Cool heads on Crimea can avert a new cold war
It is as if the cold war never ended. With the stroke of a pen formalising Russia's annexation of the Ukrainian region of Crimea, Russian President Vladimir Putin hastened the downward spiral of relations between his country and the West. Any warmth that remained has been replaced by a chill that has put on hold partnerships and co-operation. Dangers lie ahead that have to be dealt with through diplomacy and compromise to avoid potentially disastrous conflicts. In as little as three months, Crimea will be absorbed into Russia, a move that will further infuriate US and EU politicians. They have imposed economic sanctions and travel restrictions on a number of Russian and Ukrainian officials. Further penalties have been foreshadowed, including the suspension of Russia from the Group of Eight industrialised nations. Amid concern over Putin's intentions, diplomacy with Poland, Lithuania and other nations on Russia's doorstep has been stepped up.
Putin said Russia's decision after 97 per cent of Crimeans voted for annexation last Sunday was the righting of an historic injustice; Crimea was and always had been Russian territory, misguided decisions of the past having taken it away. For the West, though, his move is an illegal land grab that violates international law. Those rules generally hold that a referendum to secede cannot take place without the approval of a nation's government.
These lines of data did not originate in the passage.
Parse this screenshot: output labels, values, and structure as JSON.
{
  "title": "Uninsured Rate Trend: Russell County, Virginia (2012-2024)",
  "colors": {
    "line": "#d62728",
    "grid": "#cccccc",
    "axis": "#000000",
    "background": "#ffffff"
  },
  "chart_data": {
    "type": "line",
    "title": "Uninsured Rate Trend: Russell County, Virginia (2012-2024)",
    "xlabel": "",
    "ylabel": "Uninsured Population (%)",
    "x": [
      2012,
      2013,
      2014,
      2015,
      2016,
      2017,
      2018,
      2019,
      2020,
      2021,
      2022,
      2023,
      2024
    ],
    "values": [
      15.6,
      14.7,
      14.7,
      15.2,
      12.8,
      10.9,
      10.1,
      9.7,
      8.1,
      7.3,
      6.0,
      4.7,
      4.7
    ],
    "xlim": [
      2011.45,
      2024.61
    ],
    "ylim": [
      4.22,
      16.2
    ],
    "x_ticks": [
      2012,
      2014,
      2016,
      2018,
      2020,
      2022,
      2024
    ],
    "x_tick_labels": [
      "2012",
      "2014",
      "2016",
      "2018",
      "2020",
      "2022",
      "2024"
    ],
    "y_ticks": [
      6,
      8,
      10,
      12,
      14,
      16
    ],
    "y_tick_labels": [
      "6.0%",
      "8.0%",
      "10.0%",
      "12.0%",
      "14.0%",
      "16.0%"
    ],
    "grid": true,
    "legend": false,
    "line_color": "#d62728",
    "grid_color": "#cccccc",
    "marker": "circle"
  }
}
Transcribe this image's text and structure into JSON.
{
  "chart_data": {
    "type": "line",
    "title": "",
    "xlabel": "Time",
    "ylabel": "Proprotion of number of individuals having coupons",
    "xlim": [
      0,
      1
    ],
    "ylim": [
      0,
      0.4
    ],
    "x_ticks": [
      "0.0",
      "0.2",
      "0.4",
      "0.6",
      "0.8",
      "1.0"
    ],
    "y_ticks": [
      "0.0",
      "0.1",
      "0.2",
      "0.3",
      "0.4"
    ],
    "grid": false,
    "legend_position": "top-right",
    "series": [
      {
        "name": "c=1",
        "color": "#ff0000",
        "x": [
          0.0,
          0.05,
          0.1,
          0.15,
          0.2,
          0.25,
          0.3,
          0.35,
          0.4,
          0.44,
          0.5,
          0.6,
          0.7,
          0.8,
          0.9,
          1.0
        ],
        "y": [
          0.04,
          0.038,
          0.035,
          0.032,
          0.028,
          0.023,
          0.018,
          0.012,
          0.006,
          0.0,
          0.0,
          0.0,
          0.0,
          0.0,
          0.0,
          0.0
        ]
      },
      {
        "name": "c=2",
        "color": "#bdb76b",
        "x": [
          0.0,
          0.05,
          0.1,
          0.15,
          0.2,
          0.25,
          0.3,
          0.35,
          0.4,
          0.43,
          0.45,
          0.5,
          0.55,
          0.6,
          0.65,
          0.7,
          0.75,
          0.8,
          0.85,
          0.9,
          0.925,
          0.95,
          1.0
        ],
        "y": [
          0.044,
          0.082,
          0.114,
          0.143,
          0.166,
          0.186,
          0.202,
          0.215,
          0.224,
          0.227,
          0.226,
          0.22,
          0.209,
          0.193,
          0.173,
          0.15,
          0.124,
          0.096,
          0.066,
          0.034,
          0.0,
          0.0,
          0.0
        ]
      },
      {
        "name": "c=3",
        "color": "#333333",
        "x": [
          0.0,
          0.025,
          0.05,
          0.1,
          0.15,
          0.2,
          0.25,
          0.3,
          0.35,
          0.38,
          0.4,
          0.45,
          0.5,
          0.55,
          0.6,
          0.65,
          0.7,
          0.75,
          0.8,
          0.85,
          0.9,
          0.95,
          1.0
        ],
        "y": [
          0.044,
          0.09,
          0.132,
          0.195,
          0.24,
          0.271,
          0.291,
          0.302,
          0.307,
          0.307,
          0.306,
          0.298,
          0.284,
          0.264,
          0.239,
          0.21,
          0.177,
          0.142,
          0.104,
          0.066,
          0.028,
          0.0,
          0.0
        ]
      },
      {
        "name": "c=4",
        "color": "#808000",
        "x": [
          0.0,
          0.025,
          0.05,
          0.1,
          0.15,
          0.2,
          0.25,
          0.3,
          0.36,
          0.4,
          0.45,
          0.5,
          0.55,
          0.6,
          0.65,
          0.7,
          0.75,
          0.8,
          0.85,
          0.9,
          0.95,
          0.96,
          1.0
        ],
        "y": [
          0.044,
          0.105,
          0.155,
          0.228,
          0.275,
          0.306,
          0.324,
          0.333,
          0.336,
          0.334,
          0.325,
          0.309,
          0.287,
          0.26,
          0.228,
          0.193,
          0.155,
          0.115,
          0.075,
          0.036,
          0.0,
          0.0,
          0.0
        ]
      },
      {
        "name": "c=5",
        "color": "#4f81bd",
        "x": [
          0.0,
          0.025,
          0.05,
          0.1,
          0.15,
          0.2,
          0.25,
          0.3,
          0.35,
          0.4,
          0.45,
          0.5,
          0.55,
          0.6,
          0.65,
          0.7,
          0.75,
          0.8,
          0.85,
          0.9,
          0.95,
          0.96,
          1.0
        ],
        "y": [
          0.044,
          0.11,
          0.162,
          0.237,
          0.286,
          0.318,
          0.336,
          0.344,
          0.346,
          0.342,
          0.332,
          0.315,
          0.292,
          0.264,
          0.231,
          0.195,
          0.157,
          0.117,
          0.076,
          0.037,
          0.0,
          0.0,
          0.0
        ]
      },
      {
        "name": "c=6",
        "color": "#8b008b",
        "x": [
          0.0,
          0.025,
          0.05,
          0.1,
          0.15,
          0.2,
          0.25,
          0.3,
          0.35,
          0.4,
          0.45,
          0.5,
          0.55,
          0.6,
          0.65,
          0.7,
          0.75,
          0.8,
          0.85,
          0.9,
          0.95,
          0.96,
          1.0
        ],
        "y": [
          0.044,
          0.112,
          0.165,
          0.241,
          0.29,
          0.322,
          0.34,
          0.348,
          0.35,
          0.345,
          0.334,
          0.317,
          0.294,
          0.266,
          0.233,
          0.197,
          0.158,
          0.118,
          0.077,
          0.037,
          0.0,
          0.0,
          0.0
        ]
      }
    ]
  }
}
Ukraine's interim leaders opposed the move and the referendum was held under questionable circumstances, But whatever the objections, there is little possibility that the course for Russian-majority Crimea will change.
Nor, without determined efforts, will there be a reversal of the troubling direction that the West and Russia are now heading down. They are already tugging for influence across eastern Europe, with the former Soviet Black Sea region from Moldova to Georgia being the focus. The US is likely to push for symbolic troop placements and Nato will try to bring in new members. Existing co-operation on Syria, Iran and Afghanistan is threatened; Russia, isolated, will turn to China and groupings like BRICS and the Shanghai Co-operation Organisation.
The world does not have the appetite for conflict that it had during the cold war. EU-Russian economic inter-dependence will ensure that annual trade will be little affected. There are nonetheless real and worrying risks from underestimating and over-reacting. To ignore opportunities to compromise and see eye-to-eye amid the fresh competition will make the world less safe.